Samuel Clemens (Mark Twain) fits the bill pretty darn well. The American humorist, novelist and common-sense genius strikes one hell of a chord with just about anybody in his novels, short stories and essays. His humor has shaped mine, and though I’ll never reach the heights of his witticism, I can darn well try (or just quote him a lot).
He certainly wouldn’t be glum. “I do not fear death. I had been dead for billions and billions of years before I was born, and had not suffered the slightest inconvenience from it”, he once said. Twain also smoked the most noxious cigars he could while writing; and speaking of refraining from alcohol, once quipped, “Total abstinence is so excellent a thing that it cannot be carried to too great an extent. In my passion for it, I even carry it so far as to totally abstain from total abstinence itself”. Sitting in a rocking chair, wreathed in copious smoke with a bourbon glow on my face, next to this friendly uncle of a man? Hell. That’s pretty much worth the apocalypse.
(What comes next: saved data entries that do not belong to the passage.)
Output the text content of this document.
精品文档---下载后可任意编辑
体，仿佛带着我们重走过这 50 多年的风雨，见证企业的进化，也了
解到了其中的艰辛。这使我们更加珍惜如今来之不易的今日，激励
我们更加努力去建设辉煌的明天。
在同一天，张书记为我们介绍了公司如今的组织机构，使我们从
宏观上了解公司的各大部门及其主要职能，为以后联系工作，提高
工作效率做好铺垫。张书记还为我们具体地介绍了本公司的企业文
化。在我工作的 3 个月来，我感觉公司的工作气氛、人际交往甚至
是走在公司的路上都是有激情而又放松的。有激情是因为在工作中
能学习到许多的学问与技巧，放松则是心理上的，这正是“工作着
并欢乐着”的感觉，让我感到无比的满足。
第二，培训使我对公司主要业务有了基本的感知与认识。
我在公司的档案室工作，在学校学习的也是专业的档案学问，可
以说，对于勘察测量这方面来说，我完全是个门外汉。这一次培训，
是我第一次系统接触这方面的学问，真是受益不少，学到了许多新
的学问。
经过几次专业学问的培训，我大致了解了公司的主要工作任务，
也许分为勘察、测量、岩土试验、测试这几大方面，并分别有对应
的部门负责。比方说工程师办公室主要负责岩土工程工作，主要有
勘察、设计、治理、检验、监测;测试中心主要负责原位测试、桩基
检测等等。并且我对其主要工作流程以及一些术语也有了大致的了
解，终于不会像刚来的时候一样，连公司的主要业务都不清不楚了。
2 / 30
Twain dealt with death both level-headedly and with a stoic passivity that humbles any reader. Writing about his daughter’s sudden death the very day she died, he said, “Would I bring her back to life if I could do it? I would not. If a word would do it, I would beg for strength to withhold the word…. she has been enriched with the most precious of all gifts — that gift which makes all other gifts mean and poor — death.”
I would expect the master story teller to spin yarns that would make the very doomed man giggle; I would also expect him to listen to what paltry tales I could muster. That’s a friend.